Beryl forges her own path as a horse trainer, and her uncommon style attracts the eye of the Happy Valley set, a decadent, bohemian community of European expats who also live and love by their own set of rules. But it’s the ruggedly charismatic Denys Finch Hatton who ultimately helps Beryl navigate the uncharted territory of her own heart. The intensity of their love reveals Beryl’s truest self and her fate: to fly.
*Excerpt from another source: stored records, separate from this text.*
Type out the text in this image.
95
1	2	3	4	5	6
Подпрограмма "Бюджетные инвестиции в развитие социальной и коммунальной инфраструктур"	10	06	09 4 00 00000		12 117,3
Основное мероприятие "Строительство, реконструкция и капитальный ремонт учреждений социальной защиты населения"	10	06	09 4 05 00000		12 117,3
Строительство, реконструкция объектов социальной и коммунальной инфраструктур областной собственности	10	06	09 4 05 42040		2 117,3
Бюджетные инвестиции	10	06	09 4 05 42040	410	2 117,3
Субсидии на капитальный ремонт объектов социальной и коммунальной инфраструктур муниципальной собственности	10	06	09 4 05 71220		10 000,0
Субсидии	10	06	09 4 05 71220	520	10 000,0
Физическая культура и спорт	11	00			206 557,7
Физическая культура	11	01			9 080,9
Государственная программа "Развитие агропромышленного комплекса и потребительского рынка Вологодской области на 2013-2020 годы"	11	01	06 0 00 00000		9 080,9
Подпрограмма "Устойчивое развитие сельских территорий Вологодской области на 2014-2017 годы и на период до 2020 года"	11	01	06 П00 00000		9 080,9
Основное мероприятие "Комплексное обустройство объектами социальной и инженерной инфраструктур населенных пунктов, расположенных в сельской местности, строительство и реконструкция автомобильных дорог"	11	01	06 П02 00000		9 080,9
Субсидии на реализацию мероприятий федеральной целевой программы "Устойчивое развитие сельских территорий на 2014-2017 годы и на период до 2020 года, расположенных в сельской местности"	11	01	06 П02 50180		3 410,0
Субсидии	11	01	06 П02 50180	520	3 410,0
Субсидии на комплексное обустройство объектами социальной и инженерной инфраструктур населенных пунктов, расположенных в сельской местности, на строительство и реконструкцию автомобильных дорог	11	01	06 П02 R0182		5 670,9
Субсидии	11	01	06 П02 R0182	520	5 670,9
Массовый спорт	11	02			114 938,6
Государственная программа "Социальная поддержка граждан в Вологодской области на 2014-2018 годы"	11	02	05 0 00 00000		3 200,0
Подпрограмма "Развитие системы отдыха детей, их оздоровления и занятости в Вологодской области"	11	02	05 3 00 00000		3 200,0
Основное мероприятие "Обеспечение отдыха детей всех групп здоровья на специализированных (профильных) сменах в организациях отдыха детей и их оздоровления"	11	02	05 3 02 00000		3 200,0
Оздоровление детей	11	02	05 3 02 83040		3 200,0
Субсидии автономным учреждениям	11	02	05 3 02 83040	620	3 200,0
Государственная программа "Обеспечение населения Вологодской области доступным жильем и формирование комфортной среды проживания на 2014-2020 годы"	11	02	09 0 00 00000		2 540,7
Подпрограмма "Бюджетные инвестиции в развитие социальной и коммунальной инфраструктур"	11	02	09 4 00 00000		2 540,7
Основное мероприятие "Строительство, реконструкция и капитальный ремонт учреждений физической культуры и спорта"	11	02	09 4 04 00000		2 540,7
Set against the majestic landscape of early-twentieth-century Africa, McLain’s powerful tale reveals the extraordinary adventures of a woman before her time, the exhilaration of freedom and its cost, and the tenacity of the human spirit.


My Review:


Paula McLain is a brilliant writer. I read the Paris Wife a few years ago and it was the book that fueled my love for reading historical fiction. When I found out she had written Circling the Sun, although I knew nothing about Beryl Markham, I couldn't imagine a better story-teller to educate me about the amazing life of such a strong and admirable woman. In the 1920s and 1920s, Beryl Markham re-defined everyone's idea of what a woman can accomplish. She wore slacks, didn't wear makeup nor jewelry and didn't need the adornments women of society used to announce her social status or define herself as a woman. She was a strong, driven, confident person who happened to be a woman. Her gender did not limit her expectations of herself and that is something that even now, almost 30 years after her death, many women still struggle with. Although this book is promoted as the story of her most famous accomplishment, the first woman to make a solo transatlantic flight from Europe to the U.S., the book is more about her life in Kenya and her struggles to prove herself as an equally qualified and certified horse trainer (the first female to achieve this very difficult test of skill and aptitude). She, unfortunately, rejected education as she did not want to be molded into the "perfect" package of the good English girl. After 2 years in boarding school in Nairobi, all attempts to "tame" her stopped and she returned to her father's farm to hone her skills as a horse trainer and farmer. Also, the story puts a spotlight on her love affair with Denys Finch Hatton who was also the Karen Blixen's (a.k.a. Isak Dinesen - writer of the famous memoir Out of Africa)lover. Markham's life was tragic and full of adventure but in reading McLain's account, you can only deduct that regardless of tragedy and consequence, Beryl Markham lived an amazing life.

Excellent read for anyone but particularly for those who are interested in historical fiction that is intelligent and not overly dramatized.